Sunday, May 25, 2008

rootsweb and ancestry sponsorship

Virginia Family Tree - a genealogy resource: What's up with Rootsweb and Ancestry?

A few months ago, Ancestry sprung a surprise on the volunteers at Rootsweb and the USGenWeb Project. Ancestry was going to put a banner at the top of every page hosted on Rootsweb, an advertisement for their company. A large number of Rootsweb volunteers went crazy, furious that Ancestry had the audacity to turn their genealogy project into a profit center. The USGenWeb Project always stated its mission as being “non-commercial and fully committed to free genealogy access for everyone.” These principles seemed to clash...or did they?

I currently volunteer for two counties in Virginia. I have honestly neglected the sites for awhile because I am tired of all the controversy that has been brewing. Volunteers are moving their sites off Ancestry's servers so a lot of the old links do not work anymore. How does that help freely spread genealogy when you cannot find it? This is a huge mess and I am honestly getting tired of being a part of it. I think I am going to probably give up my two sites but I have not decided yet.

Through all of this I have not moved my sites nor would I in the future, if I keep them. The Ancestry banner is quite small, very similar to the Blogger banner you see at the very top of this page. Google owns Blogger. Blogger gives free web space for people to host their blog. It is therefore their right to get at least a small ad out of it. The ads are unobtrusive and most people do not pay any attention to them. I do not see what all the fuss is about.
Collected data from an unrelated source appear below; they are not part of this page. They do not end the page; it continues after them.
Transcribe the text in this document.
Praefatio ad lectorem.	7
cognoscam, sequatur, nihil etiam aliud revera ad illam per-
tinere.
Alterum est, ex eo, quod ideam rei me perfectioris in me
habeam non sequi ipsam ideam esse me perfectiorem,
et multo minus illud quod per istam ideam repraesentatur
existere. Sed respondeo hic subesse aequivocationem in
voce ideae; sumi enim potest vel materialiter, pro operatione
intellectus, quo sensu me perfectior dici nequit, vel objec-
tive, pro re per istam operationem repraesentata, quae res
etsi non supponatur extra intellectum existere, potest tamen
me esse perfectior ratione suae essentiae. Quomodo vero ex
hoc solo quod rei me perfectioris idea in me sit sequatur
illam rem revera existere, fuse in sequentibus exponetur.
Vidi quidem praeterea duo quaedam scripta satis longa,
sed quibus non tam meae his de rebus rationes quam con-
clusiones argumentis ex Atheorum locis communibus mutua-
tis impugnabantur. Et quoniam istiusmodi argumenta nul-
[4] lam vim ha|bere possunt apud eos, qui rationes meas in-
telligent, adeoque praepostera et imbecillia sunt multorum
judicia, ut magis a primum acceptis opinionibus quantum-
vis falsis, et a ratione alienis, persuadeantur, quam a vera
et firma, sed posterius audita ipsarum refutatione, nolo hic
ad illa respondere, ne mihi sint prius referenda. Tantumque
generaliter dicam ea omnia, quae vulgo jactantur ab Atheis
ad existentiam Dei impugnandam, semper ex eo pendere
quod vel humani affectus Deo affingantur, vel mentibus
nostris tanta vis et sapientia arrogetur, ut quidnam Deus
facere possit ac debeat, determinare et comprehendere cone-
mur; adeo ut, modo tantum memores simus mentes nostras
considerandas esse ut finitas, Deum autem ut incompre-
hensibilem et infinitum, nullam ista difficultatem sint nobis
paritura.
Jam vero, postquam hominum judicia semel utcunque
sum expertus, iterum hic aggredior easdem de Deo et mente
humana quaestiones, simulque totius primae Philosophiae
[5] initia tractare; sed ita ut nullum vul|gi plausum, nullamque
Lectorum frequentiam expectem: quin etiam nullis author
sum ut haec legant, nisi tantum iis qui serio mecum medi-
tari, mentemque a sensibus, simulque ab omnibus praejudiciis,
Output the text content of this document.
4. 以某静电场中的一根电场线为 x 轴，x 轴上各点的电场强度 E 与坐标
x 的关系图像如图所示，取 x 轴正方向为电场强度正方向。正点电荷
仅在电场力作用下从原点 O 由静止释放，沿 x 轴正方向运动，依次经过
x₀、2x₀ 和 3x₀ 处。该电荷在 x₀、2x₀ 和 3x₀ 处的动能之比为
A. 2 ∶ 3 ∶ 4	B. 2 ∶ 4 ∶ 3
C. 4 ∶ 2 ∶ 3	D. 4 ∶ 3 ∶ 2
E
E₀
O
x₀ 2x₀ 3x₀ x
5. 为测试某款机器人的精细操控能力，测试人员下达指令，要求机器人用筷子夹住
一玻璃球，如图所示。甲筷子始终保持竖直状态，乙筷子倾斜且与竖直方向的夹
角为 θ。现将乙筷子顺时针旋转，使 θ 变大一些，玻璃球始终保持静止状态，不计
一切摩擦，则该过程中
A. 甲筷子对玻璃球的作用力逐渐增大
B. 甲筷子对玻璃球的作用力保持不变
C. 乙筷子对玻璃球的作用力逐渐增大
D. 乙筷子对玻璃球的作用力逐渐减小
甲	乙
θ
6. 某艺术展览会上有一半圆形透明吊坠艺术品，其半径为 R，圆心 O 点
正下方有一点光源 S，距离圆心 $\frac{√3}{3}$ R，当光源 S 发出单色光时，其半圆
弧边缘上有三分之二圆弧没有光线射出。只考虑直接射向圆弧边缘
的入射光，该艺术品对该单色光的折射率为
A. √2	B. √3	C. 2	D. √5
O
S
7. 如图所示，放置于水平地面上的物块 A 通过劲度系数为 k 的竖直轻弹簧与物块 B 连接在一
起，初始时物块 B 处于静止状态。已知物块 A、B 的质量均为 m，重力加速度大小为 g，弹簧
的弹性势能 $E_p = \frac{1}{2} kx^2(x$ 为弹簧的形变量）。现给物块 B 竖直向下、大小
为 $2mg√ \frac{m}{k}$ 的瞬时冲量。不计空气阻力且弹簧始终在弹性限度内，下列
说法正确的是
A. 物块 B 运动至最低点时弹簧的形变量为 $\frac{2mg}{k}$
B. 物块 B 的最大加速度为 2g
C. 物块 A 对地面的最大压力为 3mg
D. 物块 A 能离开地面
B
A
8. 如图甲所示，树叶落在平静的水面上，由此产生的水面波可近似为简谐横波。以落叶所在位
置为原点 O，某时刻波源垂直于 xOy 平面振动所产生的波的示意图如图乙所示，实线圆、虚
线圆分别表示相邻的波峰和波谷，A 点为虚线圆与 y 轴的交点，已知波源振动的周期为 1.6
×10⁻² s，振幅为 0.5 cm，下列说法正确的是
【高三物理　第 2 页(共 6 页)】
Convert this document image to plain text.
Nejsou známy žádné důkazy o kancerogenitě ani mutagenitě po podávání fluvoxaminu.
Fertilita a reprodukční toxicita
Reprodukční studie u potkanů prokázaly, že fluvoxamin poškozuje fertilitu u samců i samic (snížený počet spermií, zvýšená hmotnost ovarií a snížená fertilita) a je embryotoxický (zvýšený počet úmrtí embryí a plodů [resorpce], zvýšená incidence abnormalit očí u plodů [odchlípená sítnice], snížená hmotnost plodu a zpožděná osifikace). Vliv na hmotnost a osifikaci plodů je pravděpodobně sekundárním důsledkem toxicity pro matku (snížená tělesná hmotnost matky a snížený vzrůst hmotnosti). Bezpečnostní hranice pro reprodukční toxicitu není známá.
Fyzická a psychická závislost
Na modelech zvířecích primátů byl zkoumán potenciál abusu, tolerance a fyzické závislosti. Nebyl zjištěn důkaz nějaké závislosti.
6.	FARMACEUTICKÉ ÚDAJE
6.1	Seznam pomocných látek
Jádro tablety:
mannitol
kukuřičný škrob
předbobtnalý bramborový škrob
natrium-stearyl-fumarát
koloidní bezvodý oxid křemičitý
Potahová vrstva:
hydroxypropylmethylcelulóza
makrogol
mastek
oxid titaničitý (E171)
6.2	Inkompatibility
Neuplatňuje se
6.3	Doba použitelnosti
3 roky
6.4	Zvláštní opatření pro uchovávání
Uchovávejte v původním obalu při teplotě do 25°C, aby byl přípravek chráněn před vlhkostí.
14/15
I am getting a little off track but the point is that the USGenWeb project is at risk of falling apart, simply over a one-half inch banner at the top of every page. The banner says “Hosted at Community.” It does not sell products or blatantly push a subscription service. It is a token gesture to give Ancestry more exposure in a tough market. If you look at Google trends, genealogy searches are falling off more each year. You cannot fault Ancestry for trying to expand their market reach in these trying times.

I would estimate that Ancestry spends tens of thousands of dollars per year to pay for all of the server space and bandwidth that Rootsweb has enjoyed for years. Instead of understanding that someone has to pay for all that space, people get all upset and scream that genealogy should be free for everyone. The last time I checked, it still was free. Ancestry is not directly selling anything with the banner and no subscription is required. I doubt they even get a large amount of traffic off the banners. People will become blind to them in a short mount of time. I wish some of the volunteers at the USGenWeb Project would stop looking a gift horse in the mouth and be happy that they have the support of a large, financial backer."